The Day of Living Dangerously

(Originally published in Main Line Life on 1/9/08)

The first week of the New Year. I wake up and feel a pang of nostalgia for the last century – those halcyon days before I discovered that everything I liked to do was either bad for me or destructive to the environment. I am so tired of being good.

Maybe what I need is a day of being completely decadent – an entire day where I will do as I please and feel no guilt about it. I will eat no bran, and nothing with the words “lite” or “heart healthy” on it.

I start out with a huge breakfast. Bacon and fried eggs. A piece of white bread toast with real butter. Coffee with the caffeine still in it. Altogether, I am getting a warm, fuzzy feeling.

I will not go to the gym today. No step class or yoga, no pulse monitoring as I try to reach my aerobic plateau. The most exercise I will get is lifting the remote to change the channels on the television.


Yes, the television. I haven’t watched television during the day in decades. Now I settle in and watch the E Entertainment Channel. I will not watch PBS or CNN. Nothing that will make me think of the many ways the world is catapulting toward disaster. I have a second cup of coffee with real sugar and cream, and head outside in my robe to get the papers. This is something I have never done. I have secretly scoffed at people who shuffle out to get their papers in their pajamas while I am oh-so-sanctimoniously on my morning power walk. Today I will join the sisterhood of those who shuffle.

As I trudge through the brown winter slush in my clunky snow boots, shivering in my robe and pajamas, I fantasize briefly about a previous life I had in southern California, and the good old days when I used to go to the beach coated with baby oil, holding sheets of aluminum foil around my face to get a better tan. Those were carefree days, before SPF # 45 was a way of life.

After getting the breaking news on Brangelina from the E Entertainment News Team (who knew there was such a thing!), I turn off the TV and look for something to read. Nothing heavy though – I will not pick up The Shipping News, which I have been trying to read for over ten years. I decide that reading People magazine is every bit as entertaining as reading about the hard lives of ugly people with boring, desperate lives in a dinky, drab, hardscrabble Newfoundland town, Pulitzer notwithstanding.

All that mindless TV watching and trashy reading, coupled with the cholesterol that is probably by now irreversibly clogging my arteries, is making me sleepy, so I decide to take a nap. I haven’t taken a real nap since 1986, when I used to nap when my children took their naps. Nowadays I am much too busy for naps. I have too many household machines, crucial projects, and important e-mails that require my constant monitoring.

What to do for lunch? I decide to throw caution to the winds and have a burger from a local fast food place. I get the fries too. Grease actually drips down my chin, and I wipe it off with a flourish with the sleeve of my sweatshirt. Usually when I go out to lunch, I order a salad with the dressing on the side.

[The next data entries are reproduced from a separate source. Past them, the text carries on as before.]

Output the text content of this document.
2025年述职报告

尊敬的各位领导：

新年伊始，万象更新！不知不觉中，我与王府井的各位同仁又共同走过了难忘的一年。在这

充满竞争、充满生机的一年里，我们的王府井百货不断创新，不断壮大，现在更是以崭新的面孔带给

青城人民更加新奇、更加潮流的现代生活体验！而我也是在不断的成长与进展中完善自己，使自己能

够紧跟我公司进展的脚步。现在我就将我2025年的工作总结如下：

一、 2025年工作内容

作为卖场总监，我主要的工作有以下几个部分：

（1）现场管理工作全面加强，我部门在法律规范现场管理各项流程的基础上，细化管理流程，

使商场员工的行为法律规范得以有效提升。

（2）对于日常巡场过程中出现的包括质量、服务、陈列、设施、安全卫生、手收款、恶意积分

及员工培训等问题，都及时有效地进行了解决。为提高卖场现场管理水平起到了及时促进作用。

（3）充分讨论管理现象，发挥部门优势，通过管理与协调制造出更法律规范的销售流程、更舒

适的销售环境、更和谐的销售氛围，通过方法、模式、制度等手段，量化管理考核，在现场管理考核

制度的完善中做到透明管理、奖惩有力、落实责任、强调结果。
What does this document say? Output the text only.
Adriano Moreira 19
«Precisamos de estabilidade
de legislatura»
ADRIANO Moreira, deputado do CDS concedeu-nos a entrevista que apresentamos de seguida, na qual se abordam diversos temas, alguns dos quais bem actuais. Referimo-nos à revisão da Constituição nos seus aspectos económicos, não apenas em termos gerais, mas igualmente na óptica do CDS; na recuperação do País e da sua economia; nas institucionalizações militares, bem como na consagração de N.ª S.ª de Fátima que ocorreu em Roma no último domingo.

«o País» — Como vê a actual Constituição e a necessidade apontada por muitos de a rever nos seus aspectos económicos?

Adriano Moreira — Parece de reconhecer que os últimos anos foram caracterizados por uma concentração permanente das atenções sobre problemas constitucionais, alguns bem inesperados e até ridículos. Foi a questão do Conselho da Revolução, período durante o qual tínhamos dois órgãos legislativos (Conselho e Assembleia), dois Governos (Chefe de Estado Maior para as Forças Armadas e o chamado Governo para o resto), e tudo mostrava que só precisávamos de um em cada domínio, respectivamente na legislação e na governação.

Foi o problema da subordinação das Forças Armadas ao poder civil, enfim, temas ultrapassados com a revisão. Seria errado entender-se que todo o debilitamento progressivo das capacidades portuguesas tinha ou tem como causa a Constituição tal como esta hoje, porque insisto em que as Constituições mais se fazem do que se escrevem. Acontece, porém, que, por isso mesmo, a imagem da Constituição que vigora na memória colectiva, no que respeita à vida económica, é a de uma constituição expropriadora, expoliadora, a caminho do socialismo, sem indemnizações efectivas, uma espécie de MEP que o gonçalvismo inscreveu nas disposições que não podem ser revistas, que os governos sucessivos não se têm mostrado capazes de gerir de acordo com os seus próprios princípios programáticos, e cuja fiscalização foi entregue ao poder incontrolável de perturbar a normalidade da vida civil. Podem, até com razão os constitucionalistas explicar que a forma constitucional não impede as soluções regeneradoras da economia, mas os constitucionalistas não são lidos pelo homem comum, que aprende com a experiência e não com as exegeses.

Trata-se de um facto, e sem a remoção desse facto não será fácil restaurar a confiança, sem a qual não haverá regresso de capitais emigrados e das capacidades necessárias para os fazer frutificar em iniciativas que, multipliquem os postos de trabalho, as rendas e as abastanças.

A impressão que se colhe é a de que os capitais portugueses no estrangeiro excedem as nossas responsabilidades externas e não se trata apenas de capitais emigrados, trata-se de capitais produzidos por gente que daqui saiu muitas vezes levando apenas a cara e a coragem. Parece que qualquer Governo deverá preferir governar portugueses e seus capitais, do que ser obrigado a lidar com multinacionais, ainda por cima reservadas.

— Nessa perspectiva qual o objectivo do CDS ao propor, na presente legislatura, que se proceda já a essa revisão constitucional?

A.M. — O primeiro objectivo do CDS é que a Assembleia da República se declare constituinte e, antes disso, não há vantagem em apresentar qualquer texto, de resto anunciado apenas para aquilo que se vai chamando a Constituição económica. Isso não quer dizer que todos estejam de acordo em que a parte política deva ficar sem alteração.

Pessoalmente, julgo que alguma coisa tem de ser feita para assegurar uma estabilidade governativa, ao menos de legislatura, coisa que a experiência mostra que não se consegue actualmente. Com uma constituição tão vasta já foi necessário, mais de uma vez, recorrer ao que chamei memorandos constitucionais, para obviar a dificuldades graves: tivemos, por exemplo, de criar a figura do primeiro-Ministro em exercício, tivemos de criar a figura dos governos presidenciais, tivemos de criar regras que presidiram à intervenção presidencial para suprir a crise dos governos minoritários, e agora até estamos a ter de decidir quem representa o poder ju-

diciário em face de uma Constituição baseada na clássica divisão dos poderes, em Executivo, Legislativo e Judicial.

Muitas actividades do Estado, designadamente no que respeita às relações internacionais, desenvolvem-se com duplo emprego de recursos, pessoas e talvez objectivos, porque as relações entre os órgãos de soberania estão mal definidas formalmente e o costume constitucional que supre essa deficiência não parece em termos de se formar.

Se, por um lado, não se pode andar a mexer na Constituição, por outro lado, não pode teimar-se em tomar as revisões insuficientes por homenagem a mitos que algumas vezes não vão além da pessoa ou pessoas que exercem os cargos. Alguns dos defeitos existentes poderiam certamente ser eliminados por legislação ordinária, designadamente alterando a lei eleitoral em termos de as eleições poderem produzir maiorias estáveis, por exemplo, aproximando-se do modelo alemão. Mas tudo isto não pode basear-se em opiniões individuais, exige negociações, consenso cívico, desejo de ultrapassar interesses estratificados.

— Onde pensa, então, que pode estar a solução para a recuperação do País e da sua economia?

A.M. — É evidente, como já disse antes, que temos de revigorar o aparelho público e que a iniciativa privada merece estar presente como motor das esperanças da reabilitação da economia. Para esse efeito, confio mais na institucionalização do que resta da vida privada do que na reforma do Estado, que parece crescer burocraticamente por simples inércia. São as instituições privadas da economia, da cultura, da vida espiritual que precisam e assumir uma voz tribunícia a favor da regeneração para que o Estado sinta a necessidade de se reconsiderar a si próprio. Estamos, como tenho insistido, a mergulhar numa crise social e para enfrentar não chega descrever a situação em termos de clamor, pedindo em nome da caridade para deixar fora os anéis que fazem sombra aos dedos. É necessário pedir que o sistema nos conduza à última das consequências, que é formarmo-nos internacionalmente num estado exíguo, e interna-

By now I am feeling rather bloated, but I will not take a walk. Instead I will rent a bunch of movies. I watch Bridges of Madison County, which I never saw when it came out fearing it might cause permanent brain damage. The movies are a great finish for the day, although with all the exploding cars, sex in bath tubs, train crashes, sex in wheat fields, and mutants taking over people’s brains, I am slightly disoriented.

Ah, cocktail hour, which usually consists of a three-ounce class of white wine and a couple of ice cubes. On the day of living dangerously, I can have a real drink. The vodka bottle has dust on it, and tastes slightly like lighter fluid, but I rise to the occasion. What next? A char-broiled steak perhaps? Something fried? A baked potato with butter and sour cream?

Maybe when my husband gets home we’ll play a few rounds of gin rummy, watch American Idol, and not floss.